A Reag comprou títulos do Besc a partir de R$ 0,50 a unidade, a partir de 2020. Já nos balanços dos fundos, a gestora de investimentos atribuiu a eles valores de até R$ 600, uma valorização de cerca de 120.000%.
Esses títulos do Besc transitaram de um fundo a outro da Reag, entre 2020 e 2024, em operações que, somadas, alcançaram R$ 29 bilhões.
Os dados foram levantados pelo UOL em demonstrativos financeiros dos fundos e em processos judiciais.
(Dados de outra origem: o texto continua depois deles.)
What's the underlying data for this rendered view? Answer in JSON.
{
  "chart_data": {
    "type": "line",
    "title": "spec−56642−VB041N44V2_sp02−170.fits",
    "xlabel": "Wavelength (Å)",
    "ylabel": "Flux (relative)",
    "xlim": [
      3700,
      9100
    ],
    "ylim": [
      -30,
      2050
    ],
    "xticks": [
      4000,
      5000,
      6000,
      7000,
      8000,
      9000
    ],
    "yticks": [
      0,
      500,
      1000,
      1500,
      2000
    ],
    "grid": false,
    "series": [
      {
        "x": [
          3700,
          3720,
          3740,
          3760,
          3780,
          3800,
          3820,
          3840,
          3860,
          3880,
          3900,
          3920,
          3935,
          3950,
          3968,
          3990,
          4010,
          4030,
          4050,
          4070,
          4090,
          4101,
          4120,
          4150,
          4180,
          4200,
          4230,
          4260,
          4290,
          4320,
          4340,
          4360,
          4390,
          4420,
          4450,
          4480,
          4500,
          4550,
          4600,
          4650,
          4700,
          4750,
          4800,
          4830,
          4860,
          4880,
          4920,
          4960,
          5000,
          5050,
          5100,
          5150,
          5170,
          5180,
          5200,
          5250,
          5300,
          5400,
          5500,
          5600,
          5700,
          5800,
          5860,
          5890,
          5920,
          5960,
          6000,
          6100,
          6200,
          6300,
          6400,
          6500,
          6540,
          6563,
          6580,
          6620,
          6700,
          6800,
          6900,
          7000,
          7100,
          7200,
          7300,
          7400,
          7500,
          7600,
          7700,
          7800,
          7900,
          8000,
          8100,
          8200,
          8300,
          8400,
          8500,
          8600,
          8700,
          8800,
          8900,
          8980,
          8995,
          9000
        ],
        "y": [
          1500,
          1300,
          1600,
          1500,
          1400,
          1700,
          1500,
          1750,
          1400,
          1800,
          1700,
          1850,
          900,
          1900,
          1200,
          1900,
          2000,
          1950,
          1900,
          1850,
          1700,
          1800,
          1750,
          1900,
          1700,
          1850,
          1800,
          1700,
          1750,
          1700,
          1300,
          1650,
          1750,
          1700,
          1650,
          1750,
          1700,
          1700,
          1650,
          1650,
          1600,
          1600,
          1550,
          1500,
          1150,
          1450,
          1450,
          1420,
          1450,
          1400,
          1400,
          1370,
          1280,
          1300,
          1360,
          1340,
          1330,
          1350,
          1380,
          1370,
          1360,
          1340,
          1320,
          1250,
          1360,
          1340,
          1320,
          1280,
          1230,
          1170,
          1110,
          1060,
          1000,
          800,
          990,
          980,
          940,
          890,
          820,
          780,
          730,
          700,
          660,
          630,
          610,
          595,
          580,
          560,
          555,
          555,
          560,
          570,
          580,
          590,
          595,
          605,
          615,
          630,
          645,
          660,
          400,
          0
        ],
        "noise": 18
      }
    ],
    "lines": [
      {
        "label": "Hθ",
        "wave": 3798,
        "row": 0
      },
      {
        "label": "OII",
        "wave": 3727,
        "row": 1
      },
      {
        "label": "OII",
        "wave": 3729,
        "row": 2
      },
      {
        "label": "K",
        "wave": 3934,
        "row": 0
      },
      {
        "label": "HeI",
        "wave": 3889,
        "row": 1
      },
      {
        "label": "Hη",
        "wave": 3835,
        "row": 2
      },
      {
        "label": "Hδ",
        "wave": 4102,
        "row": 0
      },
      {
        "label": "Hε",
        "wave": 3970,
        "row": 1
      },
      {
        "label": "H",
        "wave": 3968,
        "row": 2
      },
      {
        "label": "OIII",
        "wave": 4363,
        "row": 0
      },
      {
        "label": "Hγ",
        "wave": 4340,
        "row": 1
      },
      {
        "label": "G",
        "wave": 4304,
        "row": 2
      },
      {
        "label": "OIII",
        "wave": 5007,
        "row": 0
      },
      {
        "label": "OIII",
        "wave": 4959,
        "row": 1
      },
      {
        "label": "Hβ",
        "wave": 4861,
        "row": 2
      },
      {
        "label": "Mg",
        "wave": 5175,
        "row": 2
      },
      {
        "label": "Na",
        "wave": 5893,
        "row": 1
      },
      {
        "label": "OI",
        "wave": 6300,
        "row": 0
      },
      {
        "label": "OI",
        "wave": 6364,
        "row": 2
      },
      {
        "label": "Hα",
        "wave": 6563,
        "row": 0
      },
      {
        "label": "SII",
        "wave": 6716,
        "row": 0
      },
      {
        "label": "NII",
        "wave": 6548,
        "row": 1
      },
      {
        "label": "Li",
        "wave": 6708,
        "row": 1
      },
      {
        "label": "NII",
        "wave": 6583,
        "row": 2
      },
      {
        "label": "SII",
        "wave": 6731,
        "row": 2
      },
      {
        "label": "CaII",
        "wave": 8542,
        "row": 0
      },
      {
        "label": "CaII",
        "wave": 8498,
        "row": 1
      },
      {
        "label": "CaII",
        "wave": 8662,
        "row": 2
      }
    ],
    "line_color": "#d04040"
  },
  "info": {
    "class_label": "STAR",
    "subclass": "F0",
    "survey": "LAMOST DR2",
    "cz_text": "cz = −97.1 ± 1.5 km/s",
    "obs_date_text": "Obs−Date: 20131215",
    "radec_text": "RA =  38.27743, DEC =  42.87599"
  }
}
Os títulos do Besc são tidos como “podres” pelo mercado, já que o Judiciário costuma considerar que já expirou o prazo para convertê-los em dinheiro ou ações do Banco do Brasil -que incorporou o banco catarinense em 2008.
Auditorias realizadas nos fundos da Reag fizeram ressalvas sobre a negociação desse títulos e sobre os valores a eles atribuídos pela gestora.
Entre os fundos que simularam movimentações bilionárias usando títulos do Besc estão o D Mais e o High Tower. O Banco Central suspeita que eles tenham sido usados em fraudes que beneficiariam o Banco Master.
Outro fundo que movimentou bilhões em títulos do Besc é o Gold Style, investigado pela Operação Carbono Oculto, da Polícia Federal, sob a suspeita de lavar dinheiro para o PCC.